A follow-up to my two posts last week on Wisconsin chief justice Shirley Abrahamson’s lawsuit to prevent a voter-adopted referendum from displacing her as chief justice (while leaving her as an associate justice):
Abrahamson filed a verified complaint—that is, a complaint accompanied by her verification “under penalty of perjury” that she (1) “reviewed the foregoing complaint”; (2) believes “the allegations [as] to which [she has] personal knowledge … to be true”; and (3) as to the allegations to which she does not have personal knowledge, “believe[s] them to be true based on information obtained by my counsel.” (See the 17th page of the linked complaint for her verification.)
The notary public’s certification states that Abrahamson executed her verification on April 6, 2015.

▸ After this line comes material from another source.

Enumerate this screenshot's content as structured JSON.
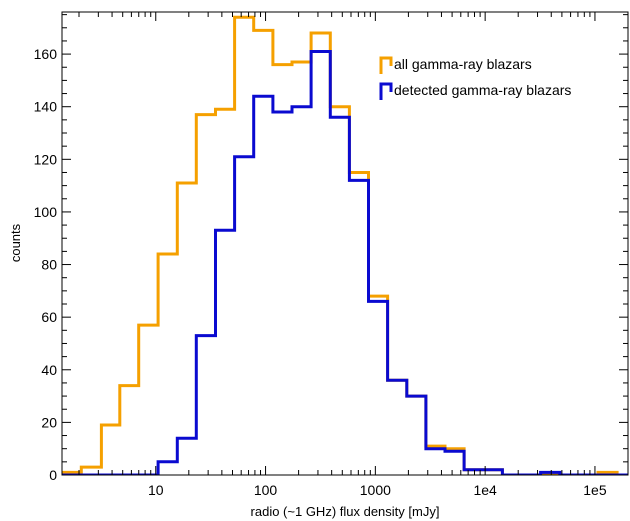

Unfortunately for Abrahamson, the vote on the referendum took place the following day, April 7. Thus, Abrahamson’s statement under penalty of perjury on April 6 that “On April 7, 2015, voters approved” the referendum could not have been true at the time she made it. Further, Abrahamson surely knew the statement was not true. Ditto for all of her other statements in her verification that treat the election as something that had already occurred and the referendum as having been approved.
It is no small thing for anyone—much less a judge—to “declare under penalty of perjury” something that is not true. (That her counsel may have told her that the complaint would be filed only if the referendum was adopted does not alter the fact that what she declared “under penalty of perjury” was not true at the time that she made the declaration.)